By Michael John Sanchez

Marches are fun tunes to play. They can be played fast or slow, but all have a steady beat. Many fiddle marches are actually pipe marches that have been adapted to play on the fiddle.

One thing that’s unique to Scottish fiddling is the up-bow technique. Getting a harsh and full sound by pressing into the string is key. It’s also very appropriate to move your up-bows farther and faster than you normally do. These are called driving up-bows and are unique to the Scottish fiddle style. Listen to this comparison between a normal quarter-note pattern and the way it’s done in Scottish fiddling.

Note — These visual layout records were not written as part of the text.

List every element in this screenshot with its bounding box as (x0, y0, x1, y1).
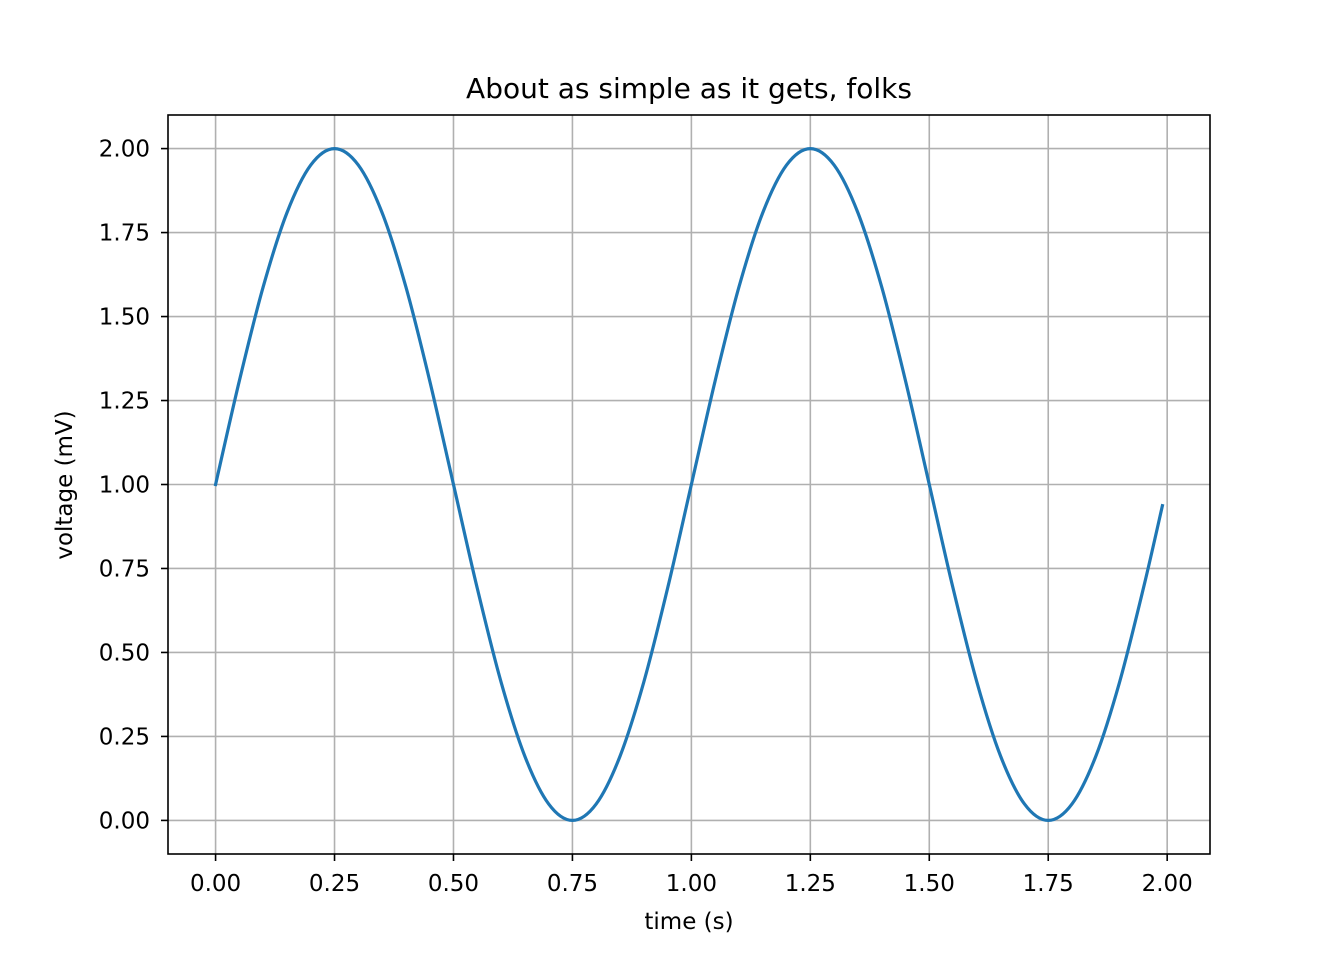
x-tick-label: 1.75 (1023, 871, 1074, 897)
x-axis-label: time (s) (644, 909, 733, 935)
y-tick-label: 1.75 (99, 221, 150, 247)
x-tick-label: 1.00 (666, 871, 717, 897)
y-tick-label: 0.75 (99, 556, 150, 582)
y-tick-label: 0.25 (99, 724, 150, 750)
y-axis-label: voltage (mV) (52, 410, 78, 559)
x-tick-label: 1.25 (785, 871, 836, 897)
y-tick-label: 1.00 (99, 473, 150, 499)
x-tick-label: 0.50 (428, 871, 479, 897)
series-line (213, 146, 1165, 823)
x-tick-label: 1.50 (904, 871, 955, 897)
y-tick-label: 1.25 (99, 389, 150, 415)
x-axis-ticks: 0.00 0.25 0.50 0.75 1.00 1.25 1.50 1.75 2.00 (190, 854, 1193, 897)
y-tick-label: 0.50 (99, 640, 150, 666)
x-tick-label: 2.00 (1142, 871, 1193, 897)
y-tick-label: 0.00 (99, 808, 150, 834)
x-tick-label: 0.00 (190, 871, 241, 897)
y-tick-label: 2.00 (99, 137, 150, 163)
y-tick-label: 1.50 (99, 305, 150, 331)
x-tick-label: 0.75 (547, 871, 598, 897)
series-layer (213, 146, 1165, 823)
y-axis-ticks: 0.00 0.25 0.50 0.75 1.00 1.25 1.50 1.75 2.00 (99, 137, 168, 834)
x-tick-label: 0.25 (309, 871, 360, 897)
chart-title: About as simple as it gets, folks (466, 72, 912, 105)
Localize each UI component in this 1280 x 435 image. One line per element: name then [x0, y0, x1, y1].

The driving up-bow is an important part of Scottish fiddling — especially the Cape Breton style. Instead of pulling the bow up and down, this style focuses on just moving the bow up. If you’re reading a piece of Scottish music, you may see several notes in a row that should be played with up-bows. The focus on the driving up-bows helps to accent the music, which is another characteristic of this style of fiddling.

“The Barren Rocks of Aden,” is a march on which you can include driving up-bows. Keep in mind that you can include driving up-bows on all the tunes you’ve learned so far as well.

[Credit: Figure by Michael Sanchez]
Credit: Figure by Michael Sanchez

The bowings you see in any song are suggestions only. Try and create your own bowing pattern now that you’re starting to see the trend. Are you noticing that the bowings are more random than in Irish music? See what you can do if you eventually memorize a tune, play it by heart, and do the slurs differently each time.